"A first early Christian building, reported by Grégoire de Tours, was probably built at the end of the 5th century on the site of the tomb of Martin the Spaniard. It was burned down in the 6th century and rebuilt on the initiative of Ferréol, bishop of Limoges, then completed and enlarged during the Carolingian period.
From the end of the 11th century, the building was managed by a college of canons who adopted the rule of Saint Augustine. Probably from this time and throughout the 12th century are built the first buildings of the priory, in the north, and the collegiate church which includes the masonry of the buildings of the early Middle Ages.
A new nave was rebuilt in the 1st half of the 13th century on the foundations of the Romanesque nave, destroyed for an unknown reason.

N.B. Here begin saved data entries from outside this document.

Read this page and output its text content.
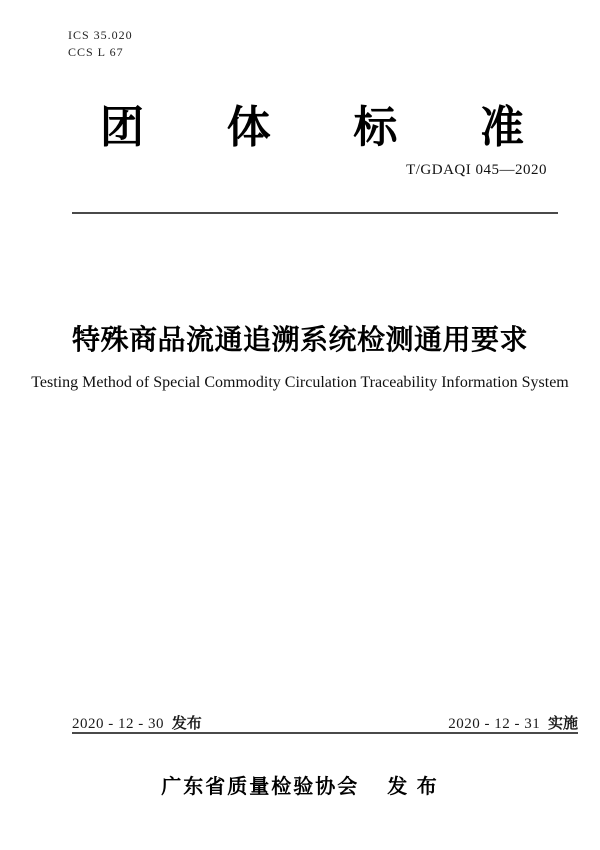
ICS 35.020
CCS L 67
团 体 标 准
T/GDAQI 045—2020
特殊商品流通追溯系统检测通用要求
Testing Method of Special Commodity Circulation Traceability Information System
2020 - 12 - 30 发布	2020 - 12 - 31 实施
广东省质量检验协会 发 布
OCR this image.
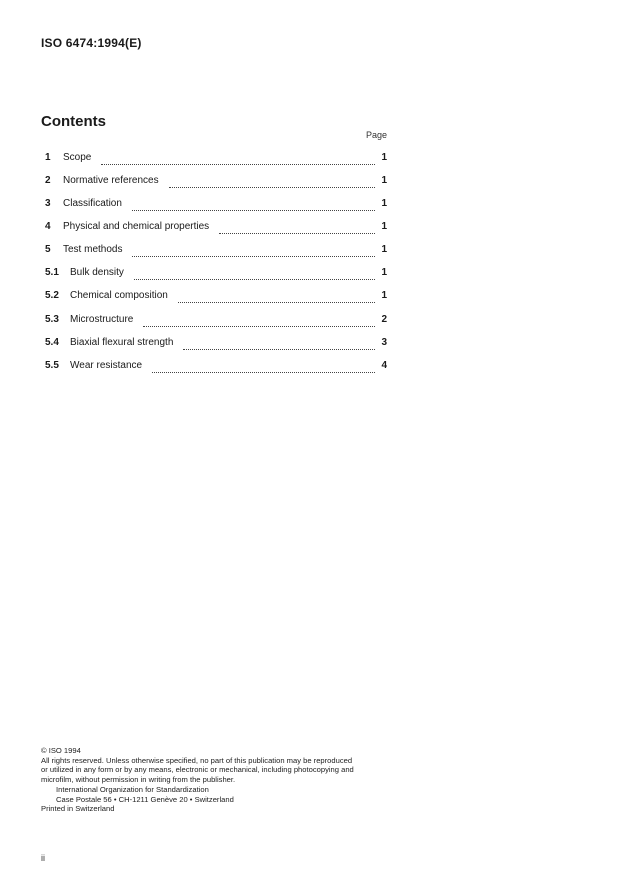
ISO 6474:1994(E)
Contents
Page
1	Scope	1
2	Normative references	1
3	Classification	1
4	Physical and chemical properties	1
5	Test methods	1
5.1	Bulk density	1
5.2	Chemical composition	1
5.3	Microstructure	2
5.4	Biaxial flexural strength	3
5.5	Wear resistance	4
© ISO 1994
All rights reserved. Unless otherwise specified, no part of this publication may be reproduced
or utilized in any form or by any means, electronic or mechanical, including photocopying and
microfilm, without permission in writing from the publisher.
International Organization for Standardization
Case Postale 56 • CH-1211 Genève 20 • Switzerland
Printed in Switzerland
ii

Around 1500, a chapel was added to the north side of the nave and another to the north arm of the transept. Part of the priory including the prior's dwelling was rebuilt between 1479 and 1517. The elevation of the church choir and its interior fittings were financed by the Dubois family between 1726 and 1730.
The cloister was destroyed in 1764. The rest of the convent buildings, acquired by the city during the Revolution, were destroyed in 1835. Between 1860 and 1874, various restoration projects proposed by the architects Chabrol, Chevalt and Rogemond were unsuccessful.
Between 1876 and 1906 important and urgent restoration work was carried out by the communal architect Louis Bonnay under the direction of Anatole de Baudot: repair of the attic with stabilization of the piles of the nave which threatened to overturn, reconstruction of the western porch, of the bell tower and the axial chapel of the chevet, construction of a sacristy.
Creation of 12 windows by Oudinot in 1880. Additional sculpted neo-Romanesque decoration (capitals and corbels) made in 1906 by Max Braemer, Parisian sculptor. The clearing of the building by demolishing the adjacent houses, undertaken under A. de Baudot, continued until 1940.
In 1953 the vaulting of the nave which had been consolidated in 1878 by a system of transverse brick arches was again stabilized by a concrete structure. The works are supervised by Georges Duval, architect of the Historic Monuments. General restoration of exterior masonry in 1997."